Lance detected uncertainty in her voice, as if she were replaying their last visit to the blister. Be cool, be in command, Freddy had told him. You are the man.
He didn’t give her a chance to reconsider. He led her to the Mars module, never once looking back lest she interpret the slightest glance as a lack of confidence. She stayed right behind him.
He opened the blister door with a flourish and invited her to enter before him. She smiled for him as if charmed by his gallantry.
They floated side by side. Three hundred miles below, a necklace of atolls gleamed in the brilliant blue waters of the Pacific. Lance felt a mad urge to apologize for his behavior their last time together. He wanted to tell her the truth, that he had been surprised and scared but that this time would be different. He checked himself. All the talk in the world don’ mean nada, Freddy had told him. You deliver with action.
So they talked about their workout and the pleasant sensation of fatigue that followed exercise. Carla Sue wasn’t as forward as the last time. In fact, as Freddy had predicted, she was downright prudish. Her knees were pressed together, her arms folded.
Thoughts of Becky tried to creep into Lance’s mind. He suppressed them by talking faster and louder.
“Look how the water is a lighter blue around the islands,” he said.
“Yes,” said Carla Sue.
A lock of blond hair brushed against his cheek. He stole a glance at her and suddenly felt a giddy sense of ownership, as if all of this woman—the long legs, the blond hair, the lips shaped like Cupid’s bow and red as a valentine—were his for the taking.
All the talk in the world don’ mean nada, Freddy’s voice said in his ear.
He pulled Carla Sue to his body, locked one leg behind her knees, and pressed his lips against hers.
Just get her started and don’ worry.
31 AUGUST 1998
TRIKON STATION
I feel like Captain Kirk in the old “Star Trek” series I watched as a girl. “Captain’s Log, Star Date August 1998.” But the truth of the matter is that I am troubled, and when I am troubled I write down my thoughts in order to sort them out.

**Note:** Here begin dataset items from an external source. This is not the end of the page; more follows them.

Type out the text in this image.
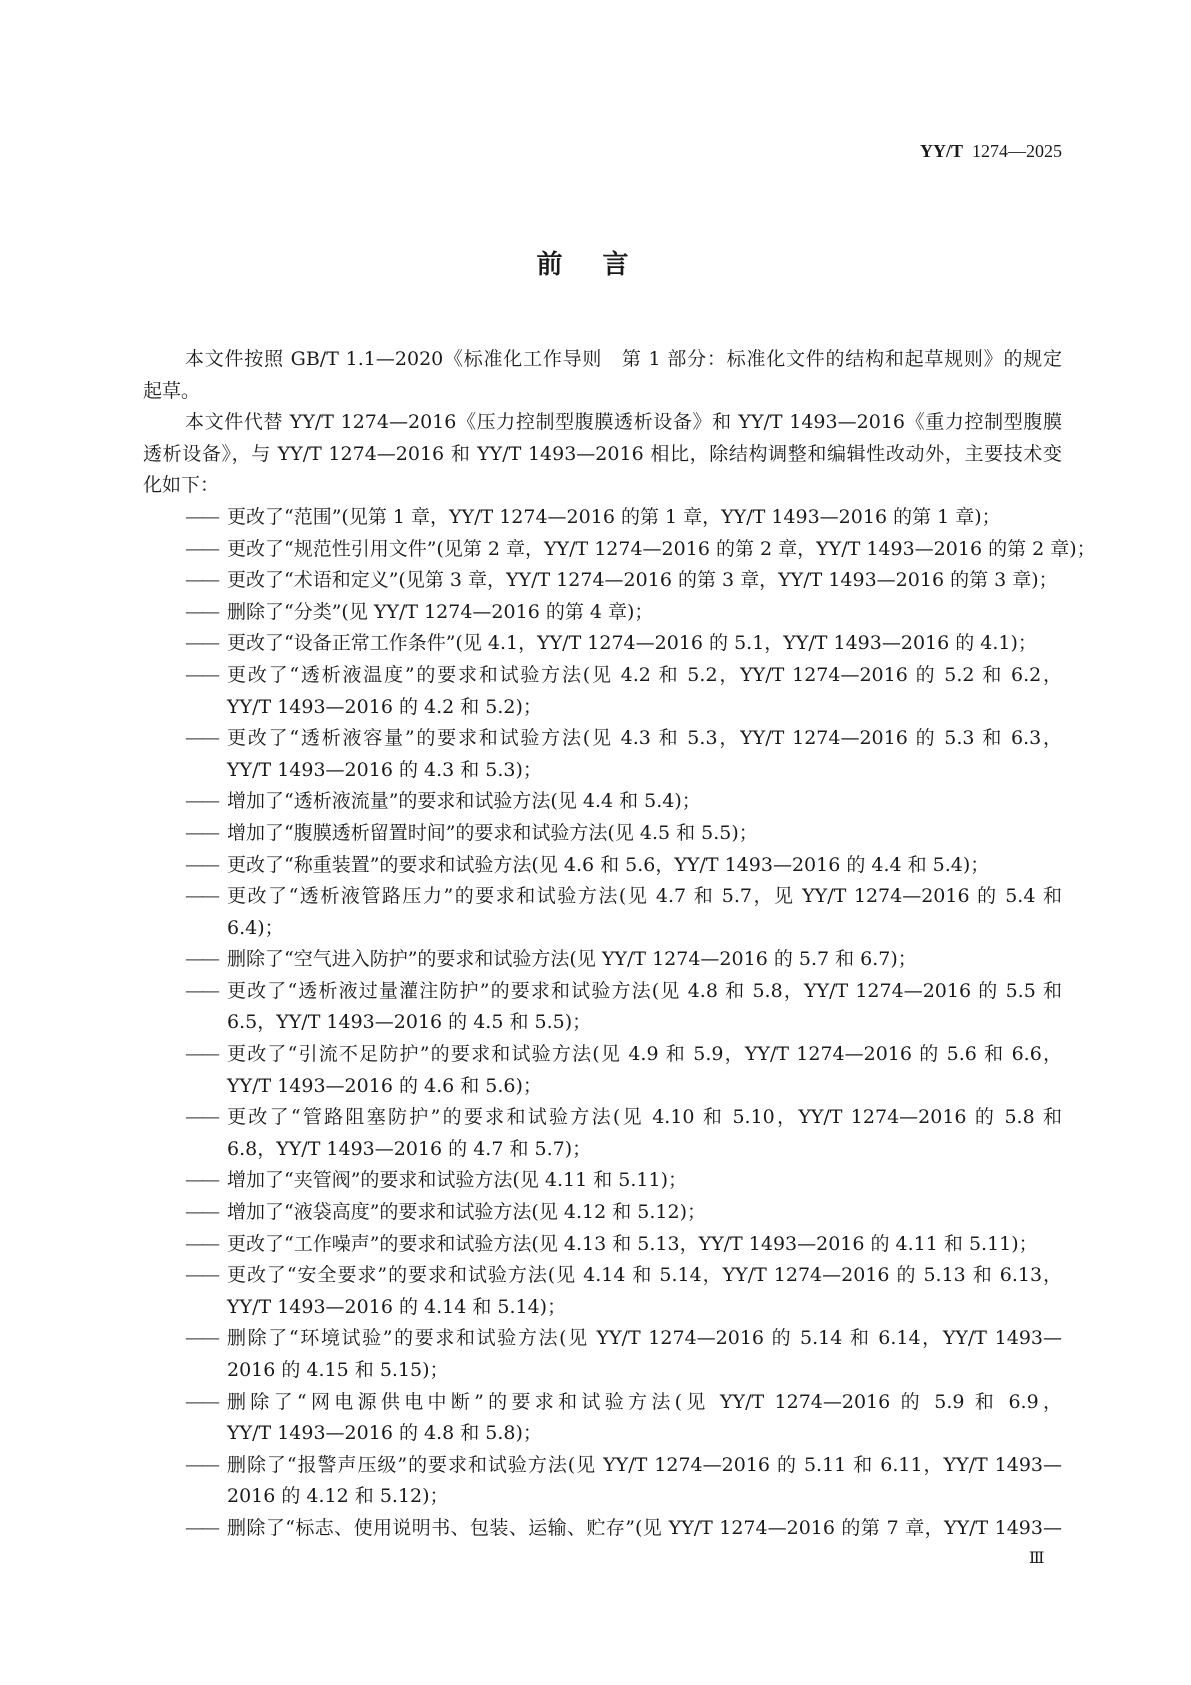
YY/T 1274—2025
前言
本文件按照 GB/T 1.1—2020《标准化工作导则　第 1 部分：标准化文件的结构和起草规则》的规定
起草。
本文件代替 YY/T 1274—2016《压力控制型腹膜透析设备》和 YY/T 1493—2016《重力控制型腹膜
透析设备》，与 YY/T 1274—2016 和 YY/T 1493—2016 相比，除结构调整和编辑性改动外，主要技术变
化如下：
—— 更改了“范围”(见第 1 章，YY/T 1274—2016 的第 1 章，YY/T 1493—2016 的第 1 章)；
—— 更改了“规范性引用文件”(见第 2 章，YY/T 1274—2016 的第 2 章，YY/T 1493—2016 的第 2 章)；
—— 更改了“术语和定义”(见第 3 章，YY/T 1274—2016 的第 3 章，YY/T 1493—2016 的第 3 章)；
—— 删除了“分类”(见 YY/T 1274—2016 的第 4 章)；
—— 更改了“设备正常工作条件”(见 4.1，YY/T 1274—2016 的 5.1，YY/T 1493—2016 的 4.1)；
—— 更改了“透析液温度”的要求和试验方法(见 4.2 和 5.2，YY/T 1274—2016 的 5.2 和 6.2，
YY/T 1493—2016 的 4.2 和 5.2)；
—— 更改了“透析液容量”的要求和试验方法(见 4.3 和 5.3，YY/T 1274—2016 的 5.3 和 6.3，
YY/T 1493—2016 的 4.3 和 5.3)；
—— 增加了“透析液流量”的要求和试验方法(见 4.4 和 5.4)；
—— 增加了“腹膜透析留置时间”的要求和试验方法(见 4.5 和 5.5)；
—— 更改了“称重装置”的要求和试验方法(见 4.6 和 5.6，YY/T 1493—2016 的 4.4 和 5.4)；
—— 更改了“透析液管路压力”的要求和试验方法(见 4.7 和 5.7，见 YY/T 1274—2016 的 5.4 和
6.4)；
—— 删除了“空气进入防护”的要求和试验方法(见 YY/T 1274—2016 的 5.7 和 6.7)；
—— 更改了“透析液过量灌注防护”的要求和试验方法(见 4.8 和 5.8，YY/T 1274—2016 的 5.5 和
6.5，YY/T 1493—2016 的 4.5 和 5.5)；
—— 更改了“引流不足防护”的要求和试验方法(见 4.9 和 5.9，YY/T 1274—2016 的 5.6 和 6.6，
YY/T 1493—2016 的 4.6 和 5.6)；
—— 更改了“管路阻塞防护”的要求和试验方法(见 4.10 和 5.10，YY/T 1274—2016 的 5.8 和
6.8，YY/T 1493—2016 的 4.7 和 5.7)；
—— 增加了“夹管阀”的要求和试验方法(见 4.11 和 5.11)；
—— 增加了“液袋高度”的要求和试验方法(见 4.12 和 5.12)；
—— 更改了“工作噪声”的要求和试验方法(见 4.13 和 5.13，YY/T 1493—2016 的 4.11 和 5.11)；
—— 更改了“安全要求”的要求和试验方法(见 4.14 和 5.14，YY/T 1274—2016 的 5.13 和 6.13，
YY/T 1493—2016 的 4.14 和 5.14)；
—— 删除了“环境试验”的要求和试验方法(见 YY/T 1274—2016 的 5.14 和 6.14，YY/T 1493—
2016 的 4.15 和 5.15)；
—— 删除了“网电源供电中断”的要求和试验方法(见 YY/T 1274—2016 的 5.9 和 6.9，
YY/T 1493—2016 的 4.8 和 5.8)；
—— 删除了“报警声压级”的要求和试验方法(见 YY/T 1274—2016 的 5.11 和 6.11，YY/T 1493—
2016 的 4.12 和 5.12)；
—— 删除了“标志、使用说明书、包装、运输、贮存”(见 YY/T 1274—2016 的第 7 章，YY/T 1493—
Ⅲ
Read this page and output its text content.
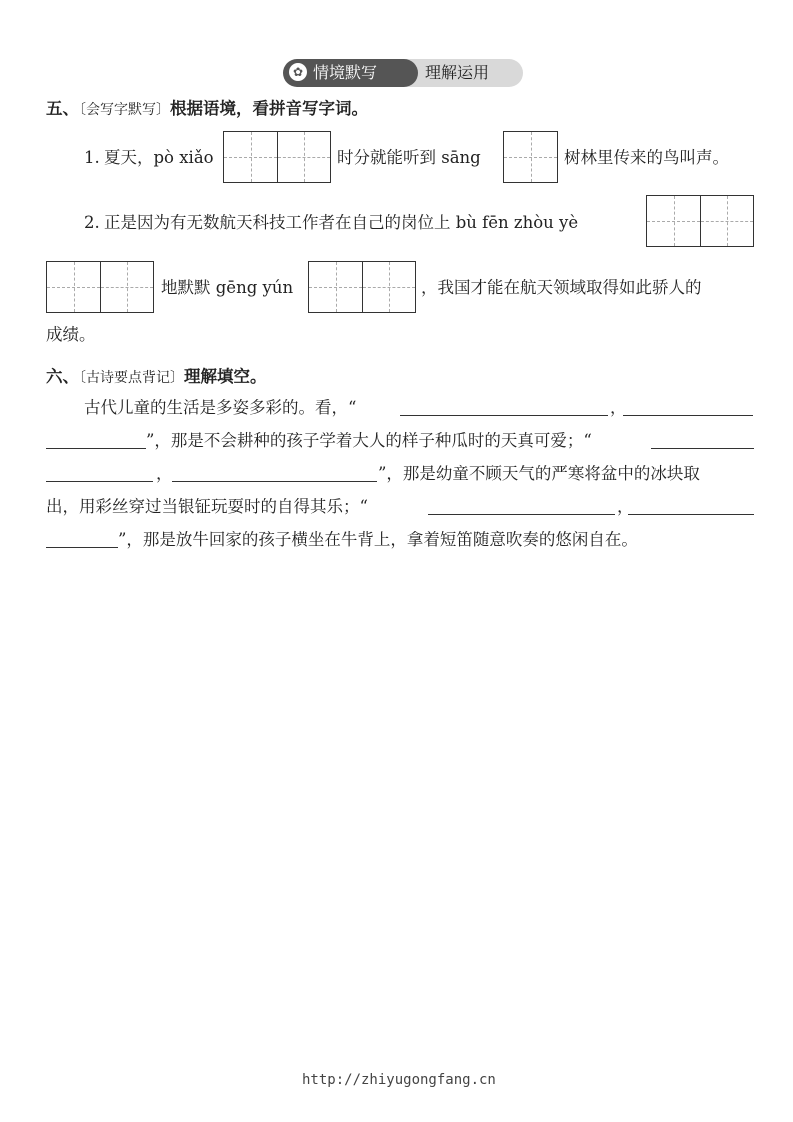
✿ 情境默写	理解运用
五、〔会写字默写〕根据语境，看拼音写字词。
1. 夏天，pò xiǎo	时分就能听到 sāng	树林里传来的鸟叫声。
2. 正是因为有无数航天科技工作者在自己的岗位上 bù fēn zhòu yè
地默默 gēng yún	，我国才能在航天领域取得如此骄人的
成绩。
六、〔古诗要点背记〕理解填空。
古代儿童的生活是多姿多彩的。看，“	，
”，那是不会耕种的孩子学着大人的样子种瓜时的天真可爱；“
，	”，那是幼童不顾天气的严寒将盆中的冰块取
出，用彩丝穿过当银钲玩耍时的自得其乐；“	，
”，那是放牛回家的孩子横坐在牛背上，拿着短笛随意吹奏的悠闲自在。
http://zhiyugongfang.cn
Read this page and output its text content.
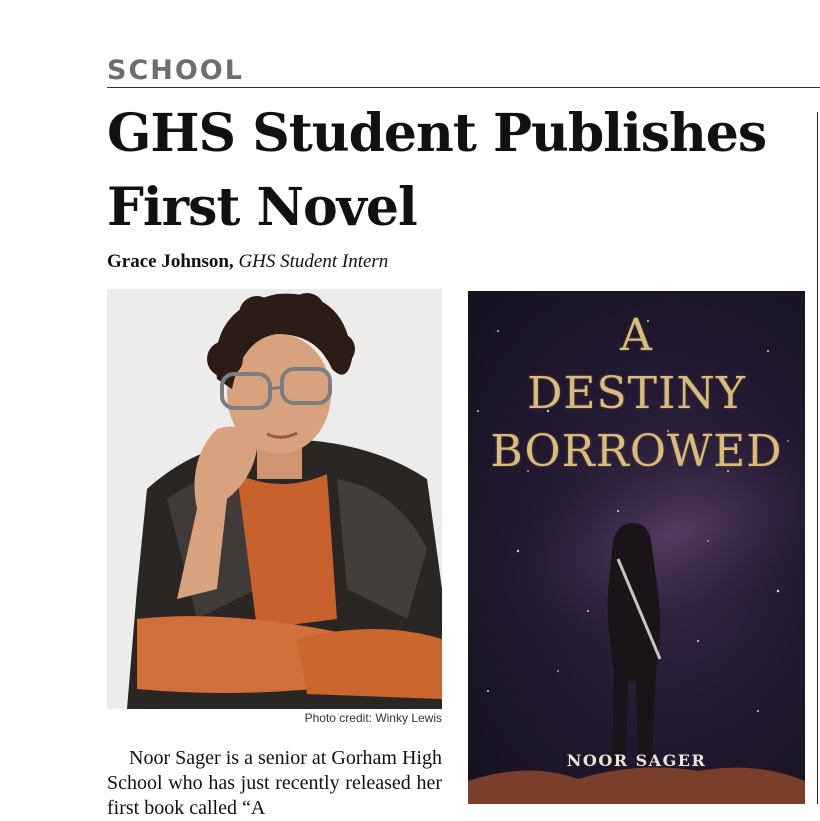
SCHOOL
GHS Student Publishes First Novel
Grace Johnson, GHS Student Intern
Photo credit: Winky Lewis
A
DESTINY
BORROWED
NOOR SAGER

Noor Sager is a senior at Gorham High School who has just recently released her first book called “A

My relationship with Kurt Jaeckle is not going well. It’s not just that he’s so eternally self-absorbed, even when we make love. The trouble is, he’s so childish! This world-known scientist and teacher turns into a high school boy when we make love. Even when we went to the observatory. I was so thrilled by the invitation, so interested in learning about the sky. But Kurt had other ideas. I feel used.